Oggi vedremo meglio alcuni dettagli di questo piano, soprattutto con riiferimento al primo target, cioè la produzione del 35% del fabbisogno energetico danese da fonti rinnovabili entro il 2020.
Ma partiamo da lontano: la Danimarca è da anni in carreggiata per la corsa verso la sostenibilità e non a caso vi avevamo già parlato del suo impegno eccellente nella gestione dei rifiuti e della sua lodevole rete di piste ciclabili.
Ora il governo danese ha presentato un nuovo piano energetico nazionale sotto la guida del Ministro per l’energia ed il clima, Martin Lidegaard. Gli obiettivi sono davvero ambiziosi: entro il 2020 si punta alla copertura del 35% del fabbisogno energetico attraverso le fonti rinnovabili, mentre entro il 2050 si vorrebbe eliminare del tutto l’utilizzo dei combustibili fossili.
Dunque quello che precedentemente era una mera manifestazione di intenzioni è diventato un piano.
Lidegaard ha dichiarato che questo piano è “il più ampio, il più ecologico e il più duraturo nel tempo” fra quelli presentati dagli altri governi.
Si stima che attraverso questi interventi si otterrà per il 2020 una riduzione delle emissioni di diossido di carbonio pari al 34% rispetto ai livelli toccati nel 1990, mentre per quanto riguarda il consumo energetico si aspira ad una riduzione del 12% rispetto ai valori del 2006.
Il Paese sfrutterà al massimo il settore dell’eolico, ma particolare attenzione verrà data anche al biogas e alla costruzione di reti intelligenti. Questi sono i tre pilastri del piano con cui la Danimarca pensa di raggiungere i target.

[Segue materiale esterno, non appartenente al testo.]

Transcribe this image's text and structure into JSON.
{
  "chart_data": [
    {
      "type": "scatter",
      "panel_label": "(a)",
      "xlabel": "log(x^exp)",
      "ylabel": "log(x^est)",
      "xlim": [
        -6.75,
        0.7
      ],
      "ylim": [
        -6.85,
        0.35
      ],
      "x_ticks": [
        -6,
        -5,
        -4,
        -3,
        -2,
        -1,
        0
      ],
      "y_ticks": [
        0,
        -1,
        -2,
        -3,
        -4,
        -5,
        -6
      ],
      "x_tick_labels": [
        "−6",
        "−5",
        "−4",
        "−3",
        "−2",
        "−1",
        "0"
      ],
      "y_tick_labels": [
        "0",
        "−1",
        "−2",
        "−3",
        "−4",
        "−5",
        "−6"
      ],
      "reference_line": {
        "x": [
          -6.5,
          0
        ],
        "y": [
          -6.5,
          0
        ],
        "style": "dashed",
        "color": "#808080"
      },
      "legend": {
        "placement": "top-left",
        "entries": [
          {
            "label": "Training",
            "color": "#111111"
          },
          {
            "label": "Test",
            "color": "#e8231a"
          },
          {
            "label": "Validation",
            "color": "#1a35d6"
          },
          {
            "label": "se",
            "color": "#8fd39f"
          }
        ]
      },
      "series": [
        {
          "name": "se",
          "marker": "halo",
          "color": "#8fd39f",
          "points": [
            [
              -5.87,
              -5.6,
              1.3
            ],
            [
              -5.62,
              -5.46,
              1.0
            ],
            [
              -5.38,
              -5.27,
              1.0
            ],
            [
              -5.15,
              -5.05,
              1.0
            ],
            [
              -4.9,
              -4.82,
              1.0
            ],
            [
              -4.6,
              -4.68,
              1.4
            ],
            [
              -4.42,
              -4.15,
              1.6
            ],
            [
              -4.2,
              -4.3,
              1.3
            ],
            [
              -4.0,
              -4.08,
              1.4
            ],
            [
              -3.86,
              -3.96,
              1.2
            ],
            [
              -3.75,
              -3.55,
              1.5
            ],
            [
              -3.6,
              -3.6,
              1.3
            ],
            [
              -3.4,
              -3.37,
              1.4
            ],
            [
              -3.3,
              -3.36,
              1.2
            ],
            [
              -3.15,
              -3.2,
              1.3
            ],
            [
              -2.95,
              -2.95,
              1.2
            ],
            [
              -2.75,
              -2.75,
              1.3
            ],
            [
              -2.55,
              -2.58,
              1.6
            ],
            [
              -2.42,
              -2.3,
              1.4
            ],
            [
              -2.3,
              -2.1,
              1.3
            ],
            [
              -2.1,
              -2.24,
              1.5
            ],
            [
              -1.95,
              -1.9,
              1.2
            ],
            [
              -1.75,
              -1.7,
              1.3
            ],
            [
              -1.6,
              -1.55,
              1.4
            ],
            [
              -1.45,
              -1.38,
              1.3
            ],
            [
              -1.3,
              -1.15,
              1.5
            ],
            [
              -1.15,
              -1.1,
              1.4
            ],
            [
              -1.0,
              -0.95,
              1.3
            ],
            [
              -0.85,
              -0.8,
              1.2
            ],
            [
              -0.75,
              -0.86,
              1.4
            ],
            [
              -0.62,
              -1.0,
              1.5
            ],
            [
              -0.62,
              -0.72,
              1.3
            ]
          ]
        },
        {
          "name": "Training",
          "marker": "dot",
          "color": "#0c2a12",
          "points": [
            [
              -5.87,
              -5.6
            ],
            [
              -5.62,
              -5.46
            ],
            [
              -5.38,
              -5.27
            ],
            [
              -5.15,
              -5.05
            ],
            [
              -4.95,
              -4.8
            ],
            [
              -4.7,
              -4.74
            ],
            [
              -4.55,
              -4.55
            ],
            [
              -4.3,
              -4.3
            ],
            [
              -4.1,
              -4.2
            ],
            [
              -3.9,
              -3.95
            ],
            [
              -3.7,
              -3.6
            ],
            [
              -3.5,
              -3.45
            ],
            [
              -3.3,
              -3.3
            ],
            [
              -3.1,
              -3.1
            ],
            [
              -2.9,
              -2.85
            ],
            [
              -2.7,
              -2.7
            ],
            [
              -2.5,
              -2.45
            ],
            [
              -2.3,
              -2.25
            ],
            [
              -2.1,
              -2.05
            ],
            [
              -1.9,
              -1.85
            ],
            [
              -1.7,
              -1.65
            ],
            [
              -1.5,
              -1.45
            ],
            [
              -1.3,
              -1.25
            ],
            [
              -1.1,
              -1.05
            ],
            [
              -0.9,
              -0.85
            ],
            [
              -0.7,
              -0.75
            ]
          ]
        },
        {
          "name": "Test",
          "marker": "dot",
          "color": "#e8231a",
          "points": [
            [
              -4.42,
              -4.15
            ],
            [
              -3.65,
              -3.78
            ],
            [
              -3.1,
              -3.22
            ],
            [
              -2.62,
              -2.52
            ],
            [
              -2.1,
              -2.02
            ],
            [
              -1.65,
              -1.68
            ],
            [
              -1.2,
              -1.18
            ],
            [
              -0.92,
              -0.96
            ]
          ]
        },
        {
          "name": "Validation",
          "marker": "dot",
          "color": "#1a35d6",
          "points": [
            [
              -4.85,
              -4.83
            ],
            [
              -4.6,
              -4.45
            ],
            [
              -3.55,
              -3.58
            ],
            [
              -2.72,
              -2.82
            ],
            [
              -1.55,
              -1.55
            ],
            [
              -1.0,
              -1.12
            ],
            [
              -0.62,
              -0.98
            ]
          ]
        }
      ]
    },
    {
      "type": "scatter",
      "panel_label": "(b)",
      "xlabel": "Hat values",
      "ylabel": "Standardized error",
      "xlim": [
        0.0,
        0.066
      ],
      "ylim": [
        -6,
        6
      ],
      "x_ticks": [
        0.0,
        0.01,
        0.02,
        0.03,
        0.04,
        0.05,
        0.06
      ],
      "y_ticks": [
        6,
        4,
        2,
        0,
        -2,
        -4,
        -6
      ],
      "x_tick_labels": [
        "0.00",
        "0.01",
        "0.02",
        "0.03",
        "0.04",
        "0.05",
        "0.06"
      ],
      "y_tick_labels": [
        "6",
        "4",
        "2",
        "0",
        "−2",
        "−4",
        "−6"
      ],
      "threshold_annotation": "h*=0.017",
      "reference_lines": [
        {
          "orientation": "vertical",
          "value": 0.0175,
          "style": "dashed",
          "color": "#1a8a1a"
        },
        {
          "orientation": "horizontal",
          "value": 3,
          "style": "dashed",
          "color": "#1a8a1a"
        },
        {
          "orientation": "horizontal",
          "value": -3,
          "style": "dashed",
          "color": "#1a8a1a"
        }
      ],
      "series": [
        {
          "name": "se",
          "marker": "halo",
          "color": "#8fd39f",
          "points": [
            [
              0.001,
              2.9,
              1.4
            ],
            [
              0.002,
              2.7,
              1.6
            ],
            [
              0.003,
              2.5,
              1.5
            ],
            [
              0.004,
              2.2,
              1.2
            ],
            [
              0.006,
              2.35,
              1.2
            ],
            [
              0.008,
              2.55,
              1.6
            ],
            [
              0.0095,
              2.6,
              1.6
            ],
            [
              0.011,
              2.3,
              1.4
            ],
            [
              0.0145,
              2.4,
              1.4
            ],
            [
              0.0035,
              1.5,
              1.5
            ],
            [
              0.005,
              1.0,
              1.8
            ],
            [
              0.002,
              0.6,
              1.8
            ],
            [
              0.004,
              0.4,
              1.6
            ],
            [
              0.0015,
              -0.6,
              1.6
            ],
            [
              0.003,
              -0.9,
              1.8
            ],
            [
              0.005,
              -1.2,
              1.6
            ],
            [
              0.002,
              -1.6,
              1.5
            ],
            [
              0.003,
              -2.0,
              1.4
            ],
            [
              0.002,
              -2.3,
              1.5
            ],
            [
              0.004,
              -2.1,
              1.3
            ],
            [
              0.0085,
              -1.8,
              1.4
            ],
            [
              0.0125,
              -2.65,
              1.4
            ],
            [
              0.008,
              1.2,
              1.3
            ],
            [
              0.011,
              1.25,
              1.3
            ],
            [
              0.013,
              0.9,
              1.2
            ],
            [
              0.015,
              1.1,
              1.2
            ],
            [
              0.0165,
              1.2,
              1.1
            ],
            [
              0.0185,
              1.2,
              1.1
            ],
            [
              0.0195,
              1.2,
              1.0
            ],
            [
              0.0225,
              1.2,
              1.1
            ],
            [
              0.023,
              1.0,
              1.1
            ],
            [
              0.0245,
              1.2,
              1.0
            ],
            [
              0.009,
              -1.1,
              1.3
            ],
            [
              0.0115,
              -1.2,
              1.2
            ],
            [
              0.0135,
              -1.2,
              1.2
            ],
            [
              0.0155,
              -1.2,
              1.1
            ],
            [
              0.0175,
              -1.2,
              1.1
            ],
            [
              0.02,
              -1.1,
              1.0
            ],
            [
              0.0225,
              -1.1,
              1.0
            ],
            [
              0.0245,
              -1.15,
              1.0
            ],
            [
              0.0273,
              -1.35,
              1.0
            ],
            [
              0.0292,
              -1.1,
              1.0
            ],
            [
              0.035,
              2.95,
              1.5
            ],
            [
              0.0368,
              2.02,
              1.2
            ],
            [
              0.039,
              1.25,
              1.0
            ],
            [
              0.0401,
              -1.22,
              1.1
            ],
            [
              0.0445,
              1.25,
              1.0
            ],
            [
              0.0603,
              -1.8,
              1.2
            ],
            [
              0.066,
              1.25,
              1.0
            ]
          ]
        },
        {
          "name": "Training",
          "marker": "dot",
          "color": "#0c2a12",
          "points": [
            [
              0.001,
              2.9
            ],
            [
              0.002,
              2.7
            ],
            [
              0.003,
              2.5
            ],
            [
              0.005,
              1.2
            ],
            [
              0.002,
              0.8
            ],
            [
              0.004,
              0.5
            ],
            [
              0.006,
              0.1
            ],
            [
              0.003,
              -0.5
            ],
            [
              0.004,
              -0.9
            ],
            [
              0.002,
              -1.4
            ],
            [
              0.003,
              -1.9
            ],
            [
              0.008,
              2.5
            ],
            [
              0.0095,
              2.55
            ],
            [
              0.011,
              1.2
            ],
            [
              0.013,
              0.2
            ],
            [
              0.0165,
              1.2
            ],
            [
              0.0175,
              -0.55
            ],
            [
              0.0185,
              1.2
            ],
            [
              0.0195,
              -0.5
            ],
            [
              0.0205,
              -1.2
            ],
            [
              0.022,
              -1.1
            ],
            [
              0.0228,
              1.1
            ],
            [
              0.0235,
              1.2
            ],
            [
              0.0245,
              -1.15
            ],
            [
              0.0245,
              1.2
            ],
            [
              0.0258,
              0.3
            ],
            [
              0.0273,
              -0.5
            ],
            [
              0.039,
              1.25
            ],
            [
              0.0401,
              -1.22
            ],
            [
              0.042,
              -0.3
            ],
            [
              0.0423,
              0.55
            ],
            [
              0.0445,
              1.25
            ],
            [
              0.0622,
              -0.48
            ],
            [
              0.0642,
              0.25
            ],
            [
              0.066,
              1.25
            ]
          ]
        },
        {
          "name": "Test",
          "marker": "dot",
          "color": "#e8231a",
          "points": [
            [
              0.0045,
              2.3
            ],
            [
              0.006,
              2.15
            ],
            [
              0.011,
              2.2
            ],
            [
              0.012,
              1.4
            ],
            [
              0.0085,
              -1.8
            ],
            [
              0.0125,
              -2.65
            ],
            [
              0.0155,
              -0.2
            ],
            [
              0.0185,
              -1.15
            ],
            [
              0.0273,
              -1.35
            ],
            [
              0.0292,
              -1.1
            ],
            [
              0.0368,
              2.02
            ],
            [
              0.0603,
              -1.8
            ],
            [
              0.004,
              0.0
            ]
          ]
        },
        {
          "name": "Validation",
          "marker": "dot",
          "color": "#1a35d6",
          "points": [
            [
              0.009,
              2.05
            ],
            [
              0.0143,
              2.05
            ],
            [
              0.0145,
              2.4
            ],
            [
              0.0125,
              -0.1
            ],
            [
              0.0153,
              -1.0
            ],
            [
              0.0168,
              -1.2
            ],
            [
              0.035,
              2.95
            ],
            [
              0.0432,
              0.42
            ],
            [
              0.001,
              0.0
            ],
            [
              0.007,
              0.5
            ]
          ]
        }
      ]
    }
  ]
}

La valenza strategica del piano energetico danese è chiara: da un lato consentirà di combattere l’aumento dei prezzi del petrolio liberando la Danimarca dalla dipendenza nei confronti dei combustibili fossili, dall’altro attraverso l’incentivazione delle rinnovabili si creeranno nuovi posti di lavoro e si darà modo a molti giovani di trovare impiego in un settore che si spera prenda definitivamente il lancio, favorendo la creazione di una filiera nazionale.
Non dovrebbe essere anche un esempio anche per un paese come il nostro, tra l’altro assai dipendente dall’estero dal punto di vista energetico?